Endlessly expanding the definition of "stealing" (Score:5, Insightful)
Re:They don't have the moral right to dictate HOW (Score:3, Insightful)
I call bullshit and don't tell me that I'm not a moral person. People often shock and disgust me by how selfish and downright malicious so many of them are - even "decent" people seem uncaring and compassionless at best to me. Frankly, I'm the sort of person other peeople take advantage of. So am I worried that some rich company is going to get their feelings hurt if I use their OS on the hardware of my choice? 'Course not. If I pay for it I am entitled to use it on my hardware. They are just trying to force you to buy their over-priced plastic too. Sorry, but although I do care about many things (and people, despite themselves) catering to corporate geed is something I care absolutely nothing about.
Y'know, Microsft makes some hardware too. What if they made it so their hardware peripherals (keyboards, joysticks, mice, etc.) were the only hardware peripherals that work with Windows Vista? Why, then that would be an anti-trust issue. Another example of them trying to enlarge their monopoly!
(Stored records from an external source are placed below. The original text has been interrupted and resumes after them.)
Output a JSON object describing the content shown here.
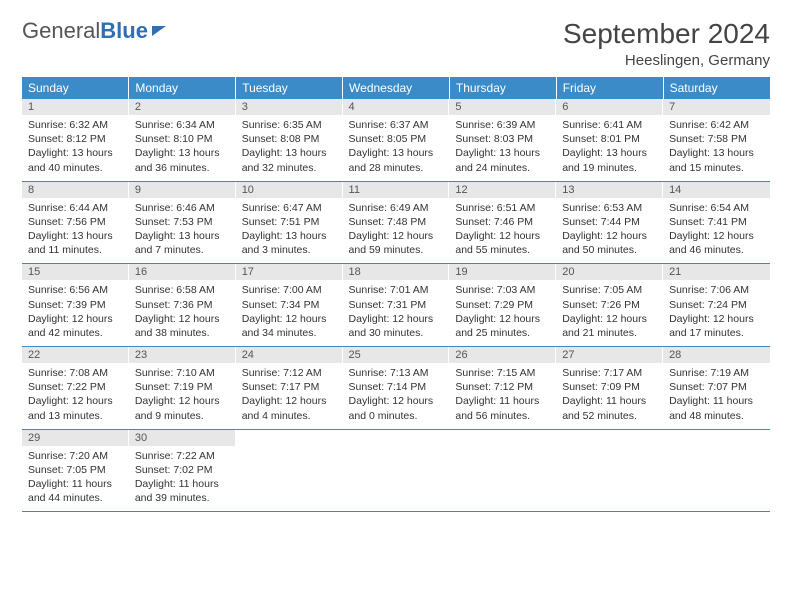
{
  "logo": {
    "general": "General",
    "blue": "Blue"
  },
  "header": {
    "month_title": "September 2024",
    "location": "Heeslingen, Germany"
  },
  "colors": {
    "header_bg": "#3b8bc9",
    "header_text": "#ffffff",
    "daynum_bg": "#e7e7e7",
    "border": "#3b8bc9"
  },
  "day_labels": [
    "Sunday",
    "Monday",
    "Tuesday",
    "Wednesday",
    "Thursday",
    "Friday",
    "Saturday"
  ],
  "weeks": [
    [
      {
        "n": "1",
        "sr": "Sunrise: 6:32 AM",
        "ss": "Sunset: 8:12 PM",
        "dl": "Daylight: 13 hours and 40 minutes."
      },
      {
        "n": "2",
        "sr": "Sunrise: 6:34 AM",
        "ss": "Sunset: 8:10 PM",
        "dl": "Daylight: 13 hours and 36 minutes."
      },
      {
        "n": "3",
        "sr": "Sunrise: 6:35 AM",
        "ss": "Sunset: 8:08 PM",
        "dl": "Daylight: 13 hours and 32 minutes."
      },
      {
        "n": "4",
        "sr": "Sunrise: 6:37 AM",
        "ss": "Sunset: 8:05 PM",
        "dl": "Daylight: 13 hours and 28 minutes."
      },
      {
        "n": "5",
        "sr": "Sunrise: 6:39 AM",
        "ss": "Sunset: 8:03 PM",
        "dl": "Daylight: 13 hours and 24 minutes."
      },
      {
        "n": "6",
        "sr": "Sunrise: 6:41 AM",
        "ss": "Sunset: 8:01 PM",
        "dl": "Daylight: 13 hours and 19 minutes."
      },
      {
        "n": "7",
        "sr": "Sunrise: 6:42 AM",
        "ss": "Sunset: 7:58 PM",
        "dl": "Daylight: 13 hours and 15 minutes."
      }
    ],
    [
      {
        "n": "8",
        "sr": "Sunrise: 6:44 AM",
        "ss": "Sunset: 7:56 PM",
        "dl": "Daylight: 13 hours and 11 minutes."
      },
      {
        "n": "9",
        "sr": "Sunrise: 6:46 AM",
        "ss": "Sunset: 7:53 PM",
        "dl": "Daylight: 13 hours and 7 minutes."
      },
      {
        "n": "10",
        "sr": "Sunrise: 6:47 AM",
        "ss": "Sunset: 7:51 PM",
        "dl": "Daylight: 13 hours and 3 minutes."
      },
      {
        "n": "11",
        "sr": "Sunrise: 6:49 AM",
        "ss": "Sunset: 7:48 PM",
        "dl": "Daylight: 12 hours and 59 minutes."
      },
      {
        "n": "12",
        "sr": "Sunrise: 6:51 AM",
        "ss": "Sunset: 7:46 PM",
        "dl": "Daylight: 12 hours and 55 minutes."
      },
      {
        "n": "13",
        "sr": "Sunrise: 6:53 AM",
        "ss": "Sunset: 7:44 PM",
        "dl": "Daylight: 12 hours and 50 minutes."
      },
      {
        "n": "14",
        "sr": "Sunrise: 6:54 AM",
        "ss": "Sunset: 7:41 PM",
        "dl": "Daylight: 12 hours and 46 minutes."
      }
    ],
    [
      {
        "n": "15",
        "sr": "Sunrise: 6:56 AM",
        "ss": "Sunset: 7:39 PM",
        "dl": "Daylight: 12 hours and 42 minutes."
      },
      {
        "n": "16",
        "sr": "Sunrise: 6:58 AM",
        "ss": "Sunset: 7:36 PM",
        "dl": "Daylight: 12 hours and 38 minutes."
      },
      {
        "n": "17",
        "sr": "Sunrise: 7:00 AM",
        "ss": "Sunset: 7:34 PM",
        "dl": "Daylight: 12 hours and 34 minutes."
      },
      {
        "n": "18",
        "sr": "Sunrise: 7:01 AM",
        "ss": "Sunset: 7:31 PM",
        "dl": "Daylight: 12 hours and 30 minutes."
      },
      {
        "n": "19",
        "sr": "Sunrise: 7:03 AM",
        "ss": "Sunset: 7:29 PM",
        "dl": "Daylight: 12 hours and 25 minutes."
      },
      {
        "n": "20",
        "sr": "Sunrise: 7:05 AM",
        "ss": "Sunset: 7:26 PM",
        "dl": "Daylight: 12 hours and 21 minutes."
      },
      {
        "n": "21",
        "sr": "Sunrise: 7:06 AM",
        "ss": "Sunset: 7:24 PM",
        "dl": "Daylight: 12 hours and 17 minutes."
      }
    ],
    [
      {
        "n": "22",
        "sr": "Sunrise: 7:08 AM",
        "ss": "Sunset: 7:22 PM",
        "dl": "Daylight: 12 hours and 13 minutes."
      },
      {
        "n": "23",
        "sr": "Sunrise: 7:10 AM",
        "ss": "Sunset: 7:19 PM",
        "dl": "Daylight: 12 hours and 9 minutes."
      },
      {
        "n": "24",
        "sr": "Sunrise: 7:12 AM",
        "ss": "Sunset: 7:17 PM",
        "dl": "Daylight: 12 hours and 4 minutes."
      },
      {
        "n": "25",
        "sr": "Sunrise: 7:13 AM",
        "ss": "Sunset: 7:14 PM",
        "dl": "Daylight: 12 hours and 0 minutes."
      },
      {
        "n": "26",
        "sr": "Sunrise: 7:15 AM",
        "ss": "Sunset: 7:12 PM",
        "dl": "Daylight: 11 hours and 56 minutes."
      },
      {
        "n": "27",
        "sr": "Sunrise: 7:17 AM",
        "ss": "Sunset: 7:09 PM",
        "dl": "Daylight: 11 hours and 52 minutes."
      },
      {
        "n": "28",
        "sr": "Sunrise: 7:19 AM",
        "ss": "Sunset: 7:07 PM",
        "dl": "Daylight: 11 hours and 48 minutes."
      }
    ],
    [
      {
        "n": "29",
        "sr": "Sunrise: 7:20 AM",
        "ss": "Sunset: 7:05 PM",
        "dl": "Daylight: 11 hours and 44 minutes."
      },
      {
        "n": "30",
        "sr": "Sunrise: 7:22 AM",
        "ss": "Sunset: 7:02 PM",
        "dl": "Daylight: 11 hours and 39 minutes."
      },
      {
        "empty": true
      },
      {
        "empty": true
      },
      {
        "empty": true
      },
      {
        "empty": true
      },
      {
        "empty": true
      }
    ]
  ]
}
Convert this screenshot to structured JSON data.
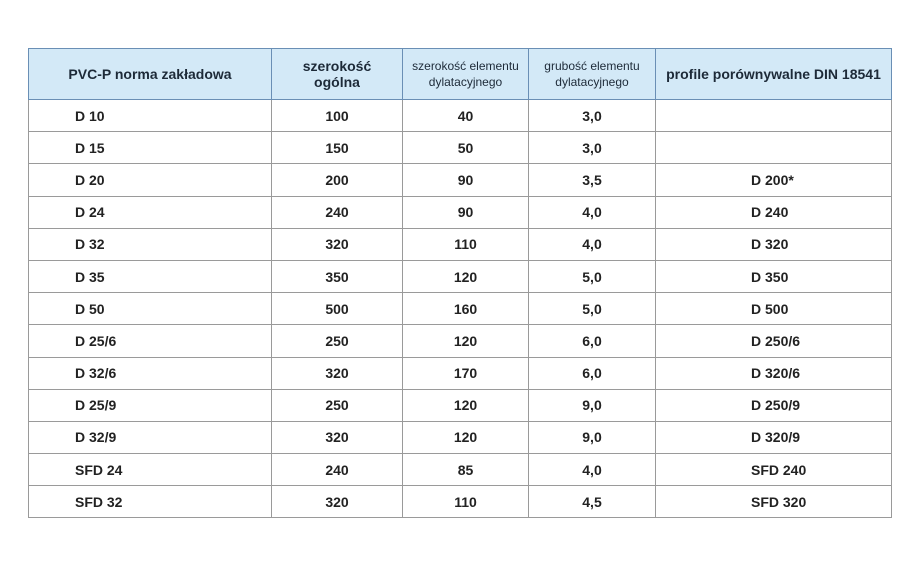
{
  "table": {
    "header": [
      "PVC-P norma zakładowa",
      "szerokość ogólna",
      "szerokość elementu dylatacyjnego",
      "grubość elementu dylatacyjnego",
      "profile porównywalne DIN 18541"
    ],
    "rows": [
      [
        "D 10",
        "100",
        "40",
        "3,0",
        ""
      ],
      [
        "D 15",
        "150",
        "50",
        "3,0",
        ""
      ],
      [
        "D 20",
        "200",
        "90",
        "3,5",
        "D 200*"
      ],
      [
        "D 24",
        "240",
        "90",
        "4,0",
        "D 240"
      ],
      [
        "D 32",
        "320",
        "110",
        "4,0",
        "D 320"
      ],
      [
        "D 35",
        "350",
        "120",
        "5,0",
        "D 350"
      ],
      [
        "D 50",
        "500",
        "160",
        "5,0",
        "D 500"
      ],
      [
        "D 25/6",
        "250",
        "120",
        "6,0",
        "D 250/6"
      ],
      [
        "D 32/6",
        "320",
        "170",
        "6,0",
        "D 320/6"
      ],
      [
        "D 25/9",
        "250",
        "120",
        "9,0",
        "D 250/9"
      ],
      [
        "D 32/9",
        "320",
        "120",
        "9,0",
        "D 320/9"
      ],
      [
        "SFD 24",
        "240",
        "85",
        "4,0",
        "SFD 240"
      ],
      [
        "SFD 32",
        "320",
        "110",
        "4,5",
        "SFD 320"
      ]
    ]
  }
}
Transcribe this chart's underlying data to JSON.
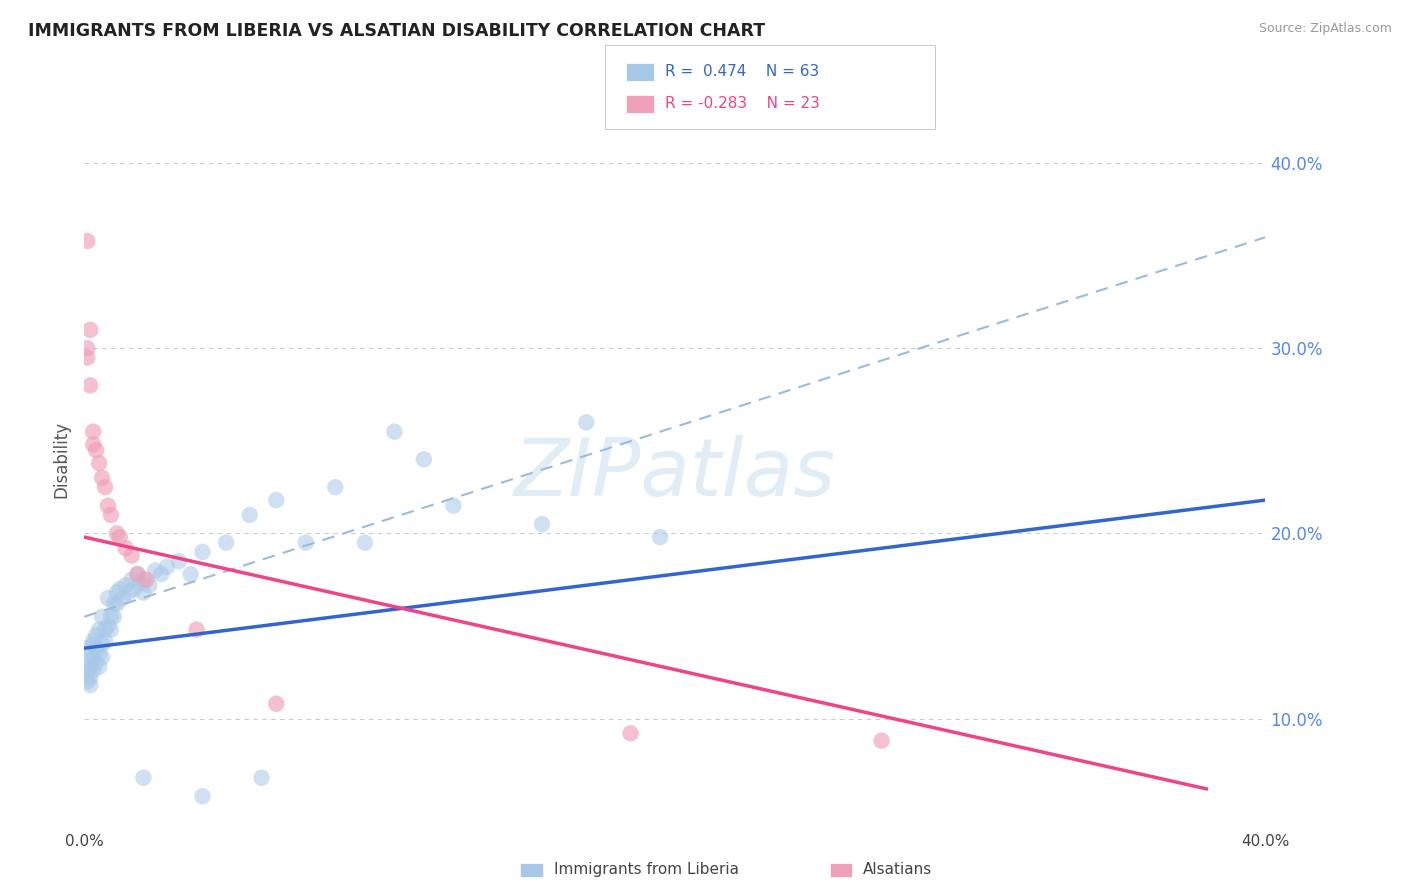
{
  "title": "IMMIGRANTS FROM LIBERIA VS ALSATIAN DISABILITY CORRELATION CHART",
  "source": "Source: ZipAtlas.com",
  "ylabel": "Disability",
  "xlim": [
    0.0,
    0.4
  ],
  "ylim": [
    0.04,
    0.44
  ],
  "yticks": [
    0.1,
    0.2,
    0.3,
    0.4
  ],
  "ytick_labels": [
    "10.0%",
    "20.0%",
    "30.0%",
    "40.0%"
  ],
  "blue_color": "#a8c8e8",
  "pink_color": "#f0a0b8",
  "trendline_blue": "#3366cc",
  "trendline_pink": "#ee4488",
  "trendline_dash_color": "#99bbdd",
  "blue_scatter": [
    [
      0.001,
      0.138
    ],
    [
      0.001,
      0.13
    ],
    [
      0.001,
      0.125
    ],
    [
      0.001,
      0.12
    ],
    [
      0.002,
      0.135
    ],
    [
      0.002,
      0.128
    ],
    [
      0.002,
      0.122
    ],
    [
      0.002,
      0.118
    ],
    [
      0.003,
      0.14
    ],
    [
      0.003,
      0.132
    ],
    [
      0.003,
      0.126
    ],
    [
      0.003,
      0.142
    ],
    [
      0.004,
      0.138
    ],
    [
      0.004,
      0.13
    ],
    [
      0.004,
      0.145
    ],
    [
      0.005,
      0.135
    ],
    [
      0.005,
      0.128
    ],
    [
      0.005,
      0.148
    ],
    [
      0.006,
      0.14
    ],
    [
      0.006,
      0.133
    ],
    [
      0.006,
      0.155
    ],
    [
      0.007,
      0.148
    ],
    [
      0.007,
      0.142
    ],
    [
      0.008,
      0.15
    ],
    [
      0.008,
      0.165
    ],
    [
      0.009,
      0.155
    ],
    [
      0.009,
      0.148
    ],
    [
      0.01,
      0.162
    ],
    [
      0.01,
      0.155
    ],
    [
      0.011,
      0.168
    ],
    [
      0.011,
      0.162
    ],
    [
      0.012,
      0.17
    ],
    [
      0.013,
      0.165
    ],
    [
      0.014,
      0.172
    ],
    [
      0.015,
      0.168
    ],
    [
      0.016,
      0.175
    ],
    [
      0.017,
      0.17
    ],
    [
      0.018,
      0.178
    ],
    [
      0.019,
      0.173
    ],
    [
      0.02,
      0.168
    ],
    [
      0.02,
      0.175
    ],
    [
      0.022,
      0.172
    ],
    [
      0.024,
      0.18
    ],
    [
      0.026,
      0.178
    ],
    [
      0.028,
      0.182
    ],
    [
      0.032,
      0.185
    ],
    [
      0.036,
      0.178
    ],
    [
      0.04,
      0.19
    ],
    [
      0.048,
      0.195
    ],
    [
      0.056,
      0.21
    ],
    [
      0.065,
      0.218
    ],
    [
      0.075,
      0.195
    ],
    [
      0.085,
      0.225
    ],
    [
      0.095,
      0.195
    ],
    [
      0.105,
      0.255
    ],
    [
      0.115,
      0.24
    ],
    [
      0.125,
      0.215
    ],
    [
      0.155,
      0.205
    ],
    [
      0.17,
      0.26
    ],
    [
      0.195,
      0.198
    ],
    [
      0.02,
      0.068
    ],
    [
      0.04,
      0.058
    ],
    [
      0.06,
      0.068
    ]
  ],
  "pink_scatter": [
    [
      0.001,
      0.358
    ],
    [
      0.001,
      0.3
    ],
    [
      0.001,
      0.295
    ],
    [
      0.002,
      0.31
    ],
    [
      0.002,
      0.28
    ],
    [
      0.003,
      0.255
    ],
    [
      0.003,
      0.248
    ],
    [
      0.004,
      0.245
    ],
    [
      0.005,
      0.238
    ],
    [
      0.006,
      0.23
    ],
    [
      0.007,
      0.225
    ],
    [
      0.008,
      0.215
    ],
    [
      0.009,
      0.21
    ],
    [
      0.011,
      0.2
    ],
    [
      0.012,
      0.198
    ],
    [
      0.014,
      0.192
    ],
    [
      0.016,
      0.188
    ],
    [
      0.018,
      0.178
    ],
    [
      0.021,
      0.175
    ],
    [
      0.038,
      0.148
    ],
    [
      0.065,
      0.108
    ],
    [
      0.185,
      0.092
    ],
    [
      0.27,
      0.088
    ]
  ],
  "blue_trend_x": [
    0.0,
    0.4
  ],
  "blue_trend_y": [
    0.138,
    0.218
  ],
  "dash_trend_x": [
    0.0,
    0.4
  ],
  "dash_trend_y": [
    0.155,
    0.36
  ],
  "pink_trend_x": [
    0.0,
    0.38
  ],
  "pink_trend_y": [
    0.198,
    0.062
  ]
}
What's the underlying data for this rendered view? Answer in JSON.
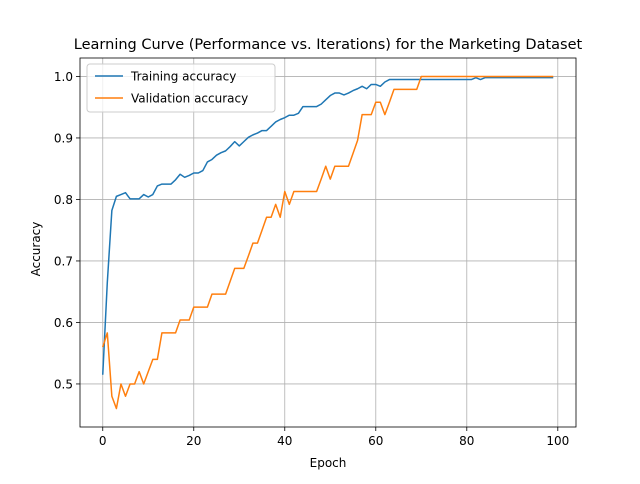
{
  "chart_data": {
    "type": "line",
    "title": "Learning Curve (Performance vs. Iterations) for the Marketing Dataset",
    "xlabel": "Epoch",
    "ylabel": "Accuracy",
    "xlim": [
      -5,
      104
    ],
    "ylim": [
      0.43,
      1.03
    ],
    "xticks": [
      0,
      20,
      40,
      60,
      80,
      100
    ],
    "yticks": [
      0.5,
      0.6,
      0.7,
      0.8,
      0.9,
      1.0
    ],
    "xtick_labels": [
      "0",
      "20",
      "40",
      "60",
      "80",
      "100"
    ],
    "ytick_labels": [
      "0.5",
      "0.6",
      "0.7",
      "0.8",
      "0.9",
      "1.0"
    ],
    "grid": true,
    "legend_position": "top-left",
    "x": [
      0,
      1,
      2,
      3,
      4,
      5,
      6,
      7,
      8,
      9,
      10,
      11,
      12,
      13,
      14,
      15,
      16,
      17,
      18,
      19,
      20,
      21,
      22,
      23,
      24,
      25,
      26,
      27,
      28,
      29,
      30,
      31,
      32,
      33,
      34,
      35,
      36,
      37,
      38,
      39,
      40,
      41,
      42,
      43,
      44,
      45,
      46,
      47,
      48,
      49,
      50,
      51,
      52,
      53,
      54,
      55,
      56,
      57,
      58,
      59,
      60,
      61,
      62,
      63,
      64,
      65,
      66,
      67,
      68,
      69,
      70,
      71,
      72,
      73,
      74,
      75,
      76,
      77,
      78,
      79,
      80,
      81,
      82,
      83,
      84,
      85,
      86,
      87,
      88,
      89,
      90,
      91,
      92,
      93,
      94,
      95,
      96,
      97,
      98,
      99
    ],
    "series": [
      {
        "name": "Training accuracy",
        "color": "#1f77b4",
        "values": [
          0.515,
          0.665,
          0.782,
          0.805,
          0.808,
          0.811,
          0.801,
          0.801,
          0.801,
          0.808,
          0.804,
          0.808,
          0.822,
          0.825,
          0.825,
          0.825,
          0.832,
          0.841,
          0.836,
          0.839,
          0.843,
          0.843,
          0.847,
          0.861,
          0.865,
          0.872,
          0.876,
          0.879,
          0.886,
          0.894,
          0.887,
          0.894,
          0.901,
          0.905,
          0.908,
          0.912,
          0.912,
          0.919,
          0.926,
          0.93,
          0.933,
          0.937,
          0.937,
          0.94,
          0.951,
          0.951,
          0.951,
          0.951,
          0.955,
          0.962,
          0.969,
          0.973,
          0.973,
          0.97,
          0.973,
          0.977,
          0.98,
          0.984,
          0.98,
          0.987,
          0.987,
          0.984,
          0.991,
          0.995,
          0.995,
          0.995,
          0.995,
          0.995,
          0.995,
          0.995,
          0.995,
          0.995,
          0.995,
          0.995,
          0.995,
          0.995,
          0.995,
          0.995,
          0.995,
          0.995,
          0.995,
          0.995,
          0.998,
          0.995,
          0.998,
          0.998,
          0.998,
          0.998,
          0.998,
          0.998,
          0.998,
          0.998,
          0.998,
          0.998,
          0.998,
          0.998,
          0.998,
          0.998,
          0.998,
          0.998
        ]
      },
      {
        "name": "Validation accuracy",
        "color": "#ff7f0e",
        "values": [
          0.56,
          0.583,
          0.48,
          0.46,
          0.5,
          0.48,
          0.5,
          0.5,
          0.52,
          0.5,
          0.52,
          0.54,
          0.54,
          0.583,
          0.583,
          0.583,
          0.583,
          0.604,
          0.604,
          0.604,
          0.625,
          0.625,
          0.625,
          0.625,
          0.646,
          0.646,
          0.646,
          0.646,
          0.667,
          0.688,
          0.688,
          0.688,
          0.708,
          0.729,
          0.729,
          0.75,
          0.771,
          0.771,
          0.792,
          0.771,
          0.813,
          0.792,
          0.813,
          0.813,
          0.813,
          0.813,
          0.813,
          0.813,
          0.833,
          0.854,
          0.833,
          0.854,
          0.854,
          0.854,
          0.854,
          0.875,
          0.896,
          0.938,
          0.938,
          0.938,
          0.958,
          0.958,
          0.938,
          0.958,
          0.979,
          0.979,
          0.979,
          0.979,
          0.979,
          0.979,
          1.0,
          1.0,
          1.0,
          1.0,
          1.0,
          1.0,
          1.0,
          1.0,
          1.0,
          1.0,
          1.0,
          1.0,
          1.0,
          1.0,
          1.0,
          1.0,
          1.0,
          1.0,
          1.0,
          1.0,
          1.0,
          1.0,
          1.0,
          1.0,
          1.0,
          1.0,
          1.0,
          1.0,
          1.0,
          1.0
        ]
      }
    ]
  }
}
But... it's okay if Apple is even worse, right?
Re:Cute, but... (Score:5, Insightful)
http://micro.magnet.fsu.edu/creatures/images/russ
And as far as I remember, Soviet Union was never much interested in VAXen.
Mac OS X crippled (Score:4, Insightful)
Apple takes FreeBSD which runs on just about any platform including Intel and put into Darwin/MacOSX then Apple cripples OS to run on DRM Intel board, and embed messages to be found by people who decripple the OS to run on any Intel board.
Now who's calling who uncool ? Decrippling is totally cool in my book while Crippling is not regardless of legality.
Apple! I'm calling you out. 3PM after school, by sandbox!
Re:Mac OS X crippled (Score:3, Insightful)
Well, no. Darwin is a freakish hybrid of Mach, FreeBSD 5, and Apple's own work. The device driver interfaces are not compatible.
That said, the "poem" sounds pretty childish.
RIAA/MPAA party line. (Score:3, Insightful)
Nope. Main people they want a hacked OS is because the un-hacked OS does not run on their machines and for the moment they are not interested in new hardware, thank you, just in new software. People who say "no, I don't want the Super Size combo" and "yes, I know two apple pies is just fifty cents more than one, but I will only eat one, thank you". Is that so hard to understand? And, yes, _when_ said people try out the OS and they see "hmm. this is neat, bet it would be faster/prettier on Apple's hardware", what do you think will be the next hardware they'll shop for? Build it, and they will come.
You know what? The proof that this argument is bogus resides in Apple itself and its iTMS. People went in flocks to buy regularly what they couldn't have with CDs (loose tracks) and they could have irregularly (MP3s via P2P).
And besides, "stealing" does not fit on your phrase above. It's impossible to steal software/movies/music. "Stealing" means "subtracting something from others"; when you (irregularly) copy software/movies/music, you may (OR MAY NOT) be "copyright infringing", but you are never "stealing".
Re:Fair use and pirating (Score:1, Insightful)
But the message is to those who would be so bold as to attempt running Mac OS X on non-Apple-sanctioned hardware. Making that bold attempt is not piracy. It is, quite simply, fair use.
Who am I? Mac user since 1984. I won't be running my OS on Windows boxes except as proof of concept (that's one of those things you have to see to believe). And that'll have to wait until I own an Intel Mac, sometime later this year.
please stop the whining (Score:3, Insightful)
Yes, Apple has the copyright on the whole thing, and BSD doesn't disallow what they are doing, but it's not like OS X is some hugely innovative piece of software that was entirely created by Apple. So, assert your rights in court if you like, but stop the whining--it's inappropriate.
Re:-1 off topic response to your sig (Score:2, Insightful)
And if you don't like my sig... well... I don't really care. Write your own, pout, put me on your blocked list. Who gives a fuck?